Just a decade ago, the commonwealth of Virginia’s one-size-fits-all disaster recovery approach involved transporting backup tapes to an external site where space wasn’t guaranteed. Testing was extremely limited, and there was little confidence in the ability to recover. VITA solved the problem with an evolutionary project that took several years to complete and required significant research. Implemented and managed for 89 executive branch agencies, Virginia’s dynamic, action-based DR plan undergoes continuous improvement. What follows are some of our best practices for formulating a dynamic DR plan.
Key to Virginia’s success is how the organization approaches continuity of operations planning. Focus on changing the thought process from planning and preparing for an annual test to thinking about DR as a continuous activity.
Because VITA leaders are responsible for declaring a disaster, they support the program from the top down. Involve individual agencies in DR planning and testing, and boost awareness through online and print materials such as posters and planning kits. Our staff members think about DR as a part of their everyday job, not just when an exercise is approaching.
During initial live testing, VITA found that changes to hardware and software weren’t being replicated to the recovery site. Now, a quarterly report compares hardware, operating system and patching production assets with the same assets in the secondary data center, and a configuration management database flags discrepancies. Over time, the number of issues has steadily decreased, showing that the process is maturing.
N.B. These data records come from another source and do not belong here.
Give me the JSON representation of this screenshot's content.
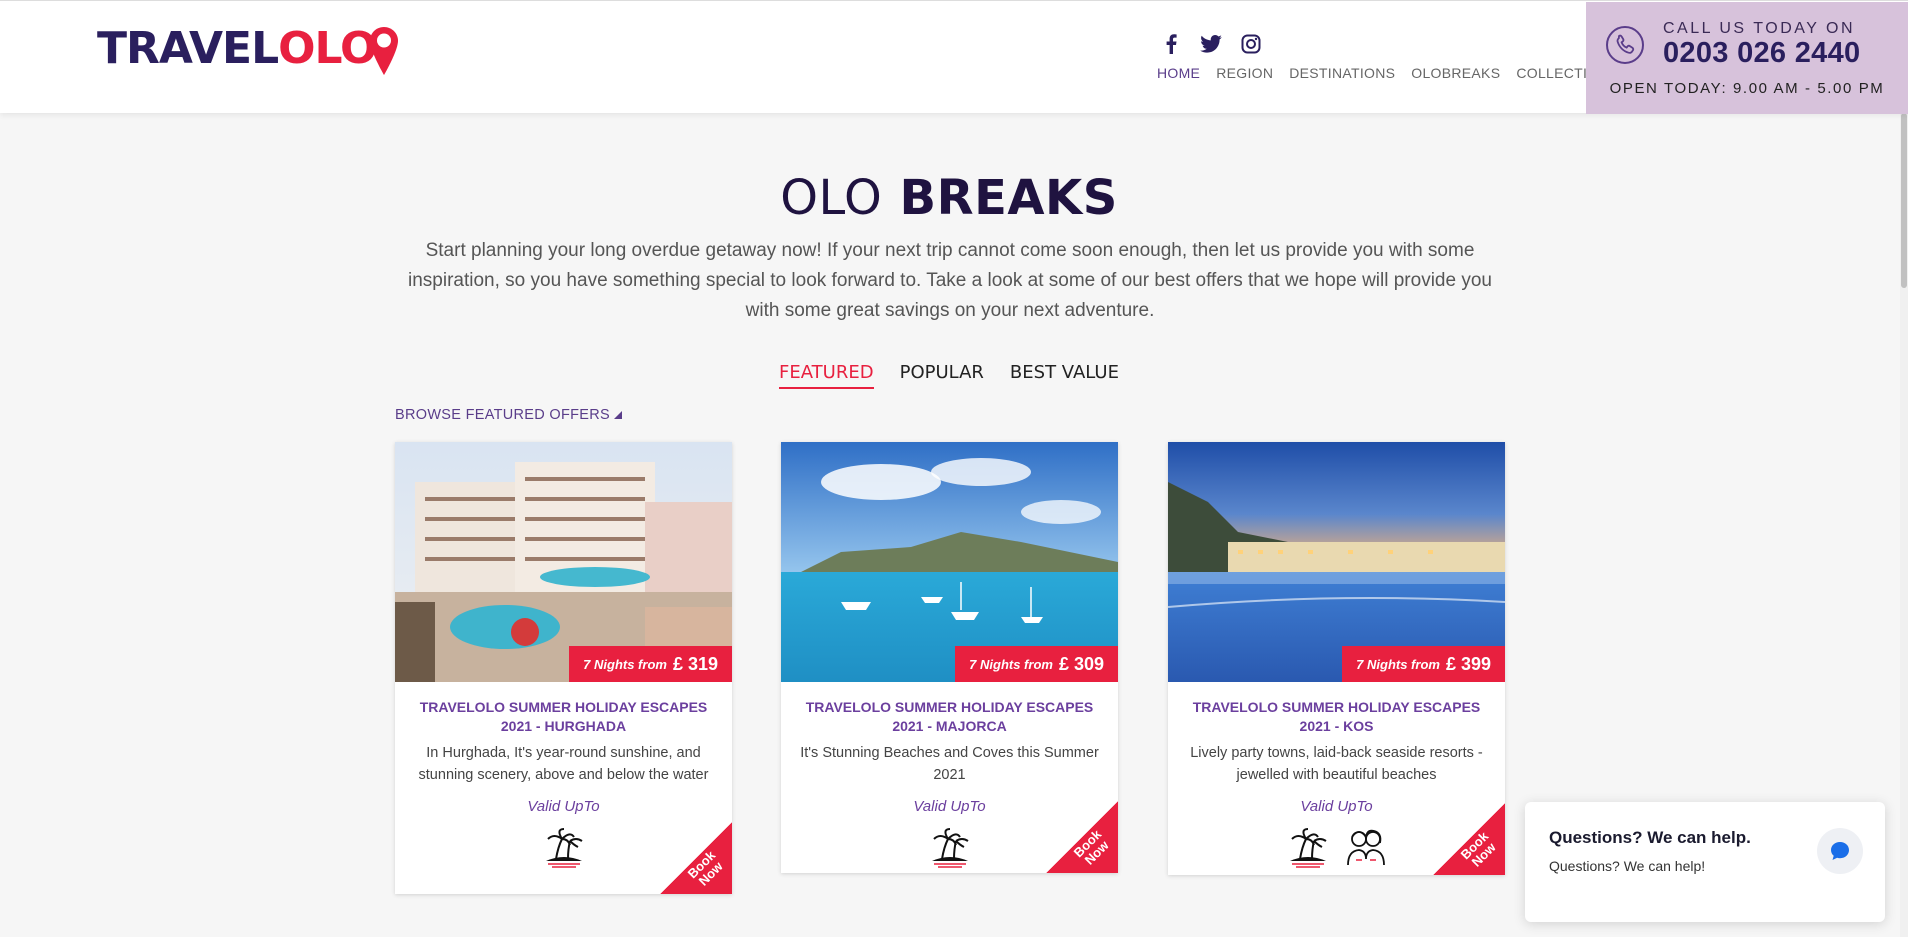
{
  "header": {
    "logo_primary": "TRAVEL",
    "logo_accent": "OLO",
    "social": [
      "facebook-icon",
      "twitter-icon",
      "instagram-icon"
    ],
    "nav": [
      {
        "label": "HOME",
        "active": true
      },
      {
        "label": "REGION",
        "active": false
      },
      {
        "label": "DESTINATIONS",
        "active": false
      },
      {
        "label": "OLOBREAKS",
        "active": false
      },
      {
        "label": "COLLECTIONS",
        "active": false
      }
    ],
    "call": {
      "label": "CALL US TODAY ON",
      "number": "0203 026 2440",
      "hours": "OPEN TODAY: 9.00 AM - 5.00 PM"
    }
  },
  "main": {
    "title_light": "OLO",
    "title_bold": "BREAKS",
    "intro": "Start planning your long overdue getaway now! If your next trip cannot come soon enough, then let us provide you with some inspiration, so you have something special to look forward to. Take a look at some of our best offers that we hope will provide you with some great savings on your next adventure.",
    "tabs": [
      {
        "label": "FEATURED",
        "active": true
      },
      {
        "label": "POPULAR",
        "active": false
      },
      {
        "label": "BEST VALUE",
        "active": false
      }
    ],
    "browse_label": "BROWSE FEATURED OFFERS"
  },
  "cards": [
    {
      "nights": "7 Nights from",
      "price": "£ 319",
      "title": "TRAVELOLO SUMMER HOLIDAY ESCAPES 2021 - HURGHADA",
      "desc": "In Hurghada, It's year-round sunshine, and stunning scenery, above and below the water",
      "valid": "Valid UpTo",
      "book": "Book Now",
      "icons": [
        "palm-island-icon"
      ]
    },
    {
      "nights": "7 Nights from",
      "price": "£ 309",
      "title": "TRAVELOLO SUMMER HOLIDAY ESCAPES 2021 - MAJORCA",
      "desc": "It's Stunning Beaches and Coves this Summer 2021",
      "valid": "Valid UpTo",
      "book": "Book Now",
      "icons": [
        "palm-island-icon"
      ]
    },
    {
      "nights": "7 Nights from",
      "price": "£ 399",
      "title": "TRAVELOLO SUMMER HOLIDAY ESCAPES 2021 - KOS",
      "desc": "Lively party towns, laid-back seaside resorts - jewelled with beautiful beaches",
      "valid": "Valid UpTo",
      "book": "Book Now",
      "icons": [
        "palm-island-icon",
        "couple-icon"
      ]
    }
  ],
  "chat": {
    "heading": "Questions? We can help.",
    "subtext": "Questions? We can help!"
  },
  "colors": {
    "brand_navy": "#2a1f5e",
    "brand_red": "#e8203f",
    "brand_purple": "#6b3f9e",
    "callbox_bg": "#d7c2db"
  }
}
Examine all production changes to determine the impact, and have change owners speak up when a change in production has a DR component. Closely integrating change control and DR reduces risk.
Customize what you have or use out-of-the-box tools to improve DR. There are a wide variety of tools available; evaluate which tools best support your applications and budget. For example, VITA implemented the ability to boot from a storage area network, disk backups and a wiki for easily accessible documentation.
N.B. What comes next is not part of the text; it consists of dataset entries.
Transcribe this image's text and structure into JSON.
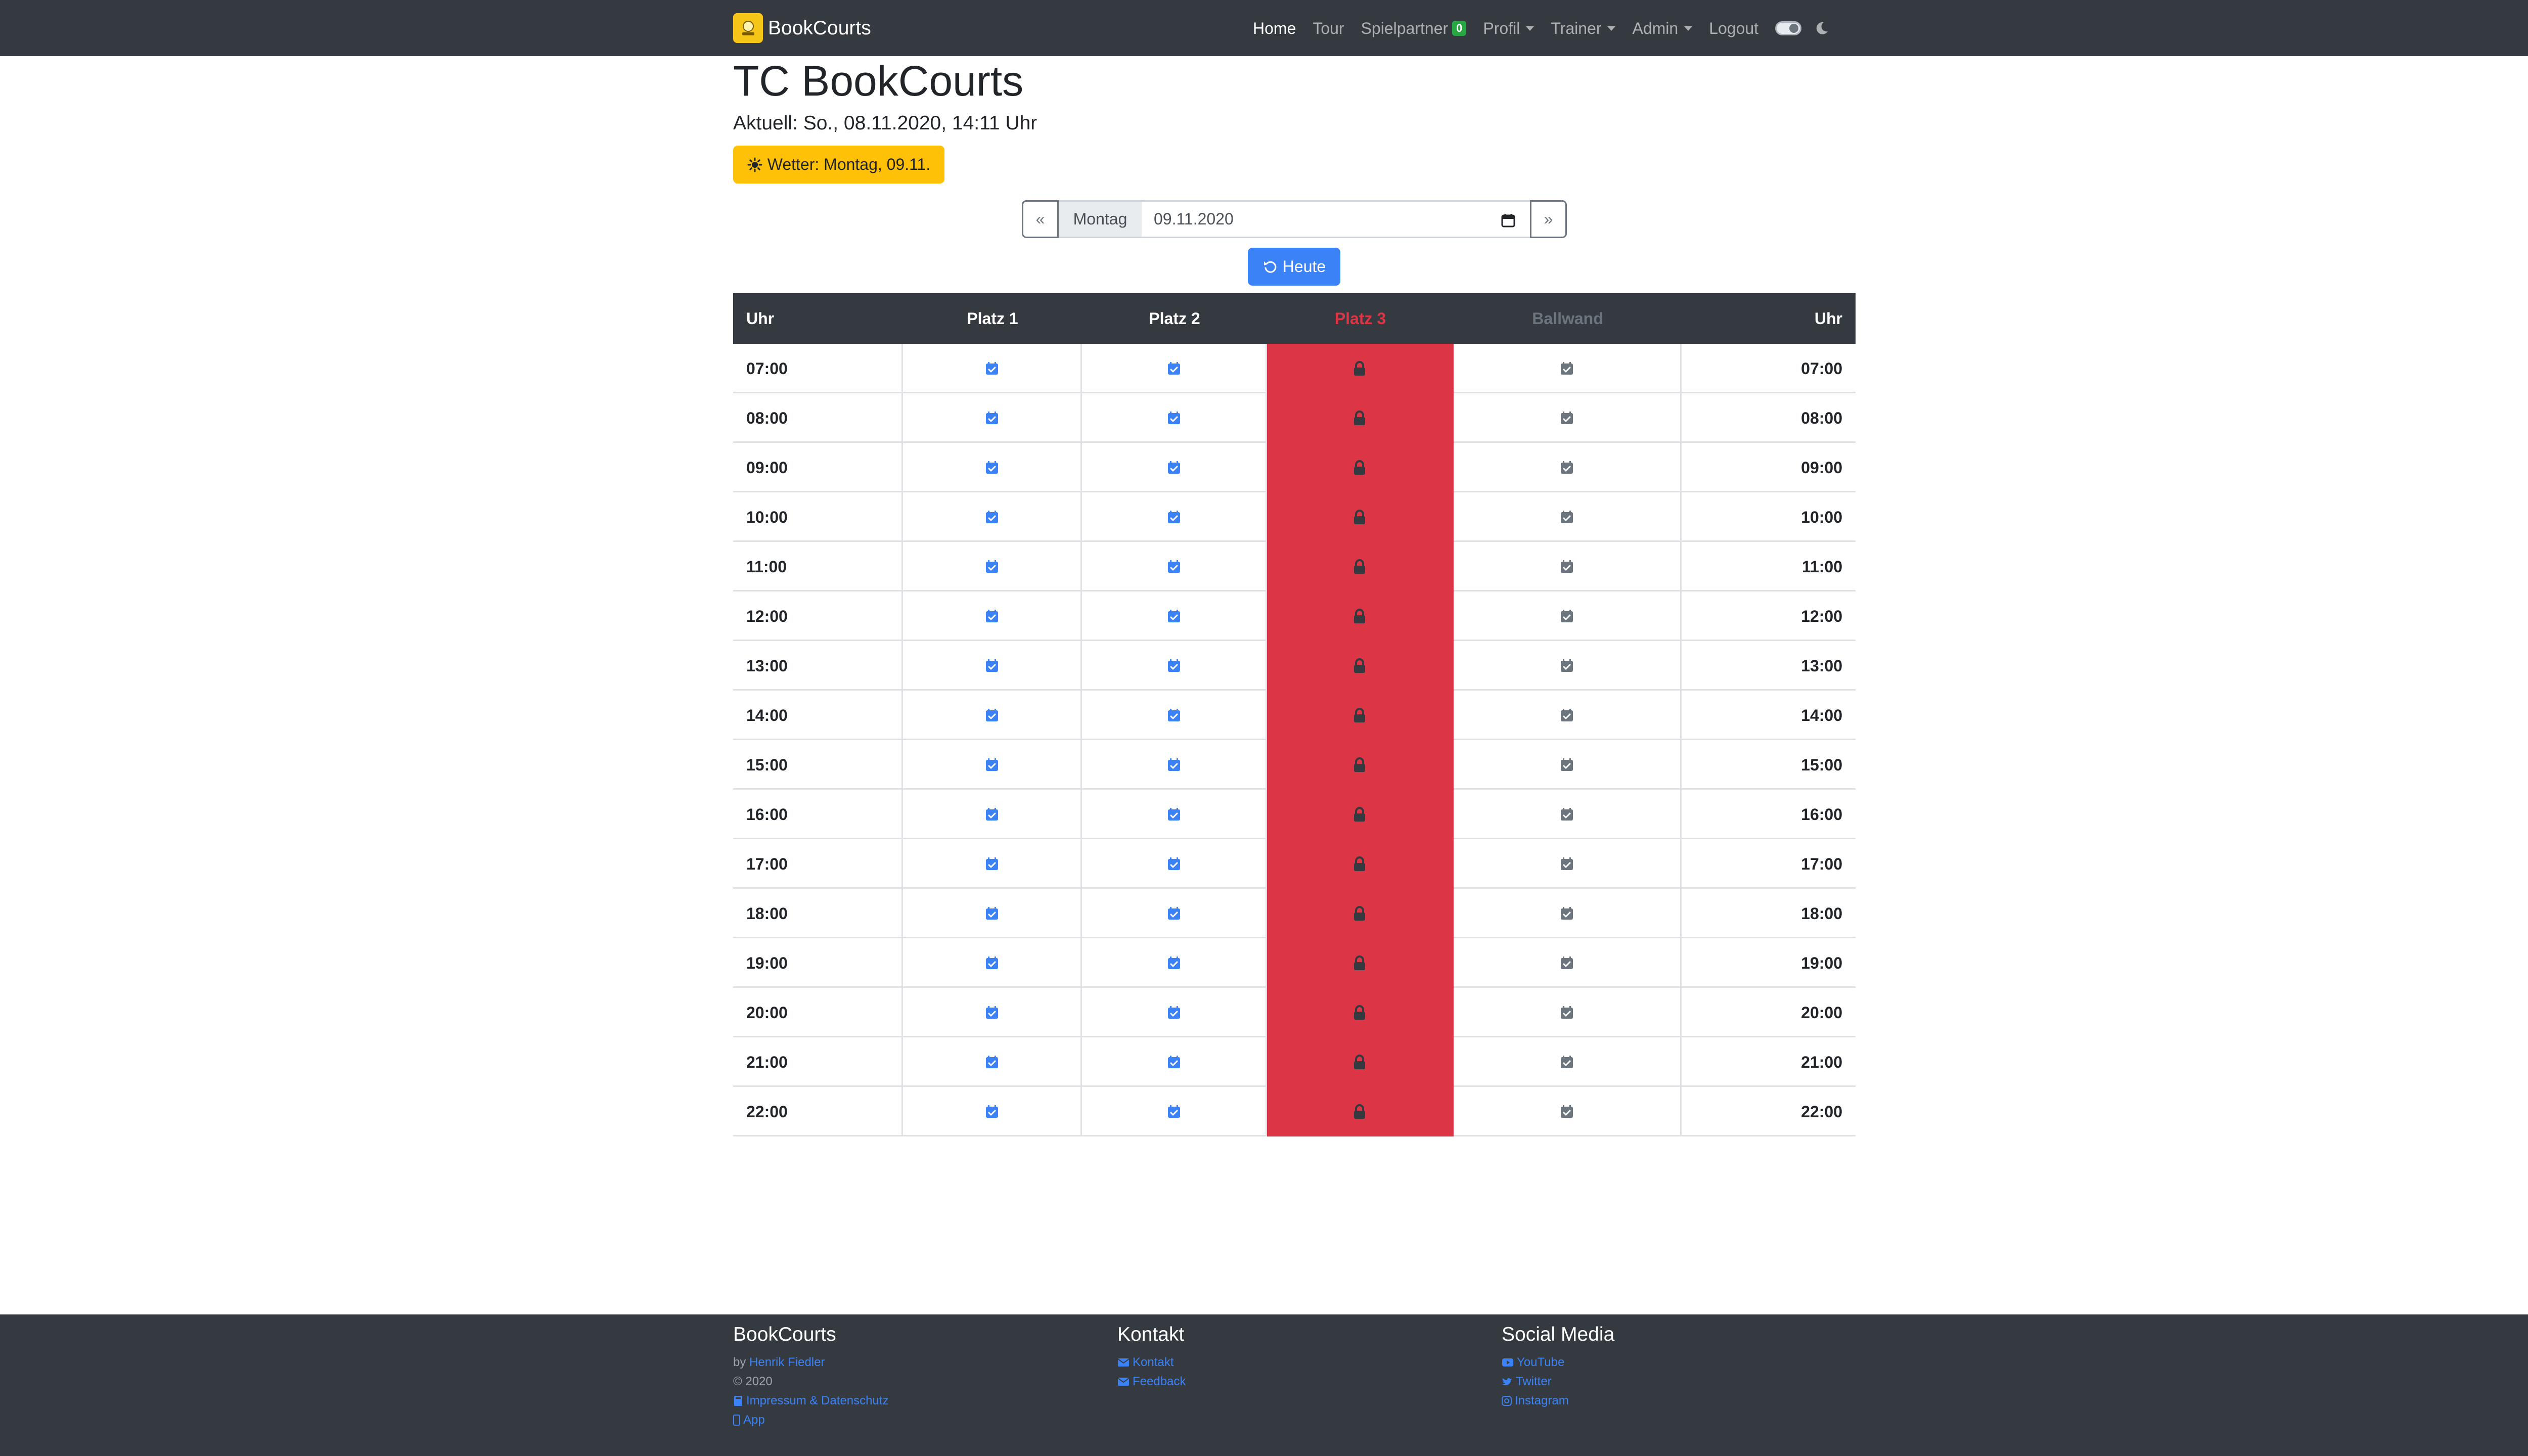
{
  "app": {
    "brand": "BookCourts"
  },
  "nav": {
    "home": "Home",
    "tour": "Tour",
    "spielpartner": "Spielpartner",
    "spielpartner_badge": "0",
    "profil": "Profil",
    "trainer": "Trainer",
    "admin": "Admin",
    "logout": "Logout"
  },
  "header": {
    "title": "TC BookCourts",
    "current": "Aktuell: So., 08.11.2020, 14:11 Uhr",
    "weather": "Wetter: Montag, 09.11."
  },
  "datenav": {
    "prev": "«",
    "day": "Montag",
    "date": "09.11.2020",
    "next": "»",
    "today": "Heute"
  },
  "table": {
    "columns": [
      "Uhr",
      "Platz 1",
      "Platz 2",
      "Platz 3",
      "Ballwand",
      "Uhr"
    ],
    "rows": [
      "07:00",
      "08:00",
      "09:00",
      "10:00",
      "11:00",
      "12:00",
      "13:00",
      "14:00",
      "15:00",
      "16:00",
      "17:00",
      "18:00",
      "19:00",
      "20:00",
      "21:00",
      "22:00"
    ],
    "cell_icons": {
      "platz1": "calendar-check-icon",
      "platz2": "calendar-check-icon",
      "platz3": "lock-icon",
      "ballwand": "calendar-check-icon"
    },
    "colors": {
      "available": "#3b82f6",
      "blocked_bg": "#dc3545",
      "ballwand": "#6c757d"
    }
  },
  "footer": {
    "col1": {
      "title": "BookCourts",
      "by": "by",
      "author": "Henrik Fiedler",
      "year": "© 2020",
      "imprint": "Impressum & Datenschutz",
      "app": "App"
    },
    "col2": {
      "title": "Kontakt",
      "kontakt": "Kontakt",
      "feedback": "Feedback"
    },
    "col3": {
      "title": "Social Media",
      "youtube": "YouTube",
      "twitter": "Twitter",
      "instagram": "Instagram"
    }
  }
}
Stop using physical tapes for backup to eliminate costs associated with transporting them and the failures associated with the fragility of tape. Deploying near real-time replication enabled us to reduce recovery times by more than 75 percent and better manage shift work to keep staff rested.
Standardize the restore process independent of hardware and automate the collection of systems for the most accurate recoveries possible.
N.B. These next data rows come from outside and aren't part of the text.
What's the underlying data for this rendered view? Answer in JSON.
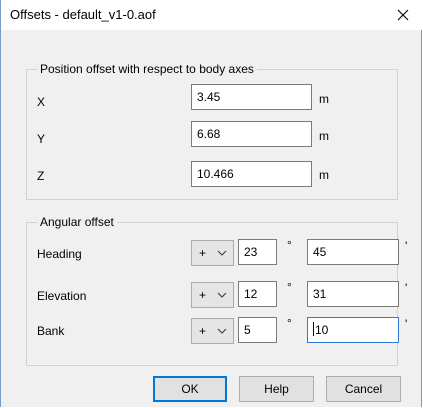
{
  "window": {
    "title": "Offsets - default_v1-0.aof"
  },
  "position_group": {
    "legend": "Position offset with respect to body axes",
    "rows": [
      {
        "label": "X",
        "value": "3.45",
        "unit": "m"
      },
      {
        "label": "Y",
        "value": "6.68",
        "unit": "m"
      },
      {
        "label": "Z",
        "value": "10.466",
        "unit": "m"
      }
    ]
  },
  "angular_group": {
    "legend": "Angular offset",
    "degree_symbol": "°",
    "minute_symbol": "'",
    "rows": [
      {
        "label": "Heading",
        "sign": "+",
        "degrees": "23",
        "minutes": "45"
      },
      {
        "label": "Elevation",
        "sign": "+",
        "degrees": "12",
        "minutes": "31"
      },
      {
        "label": "Bank",
        "sign": "+",
        "degrees": "5",
        "minutes": "10"
      }
    ]
  },
  "buttons": {
    "ok": "OK",
    "help": "Help",
    "cancel": "Cancel"
  },
  "colors": {
    "focus_border": "#2f7ad2",
    "default_button_border": "#0078d7",
    "window_border": "#7a9cc4"
  }
}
Comparing inventory and auditing the main and backup data centers enabled us to reduce recovery failures due to hardware mismatches and improved input for storage capacity planning. Add configuration items to the configuration management database and conduct the inventory comparison and audit on a regular basis.
Ensure that IT staff who propose and oversee tech initiatives consider DR requirements when designing solutions. This reduces the number of missed requirements and the lag time between rollout and DR implementation.
We designed a workflow to notify all departments of DR requirements, improve documentation and ensure efficient use of DR resources. Not only does this augment the validation process, but it resolves implementation errors before customer testing. VITA plans to continue to improve DR for the commonwealth. For instance, the agency is considering deploying a mobile command center or more geographically diverse locations. A virtual private network enables systems access from anywhere there’s broadband.
Another challenge in an actual disaster is that staff may not be available for a variety of reasons. Being able to properly test your second and third resources in any area of expertise is essential. Including these people in the drill provides cross-training and aids in evaluating the quality of recovery documentation.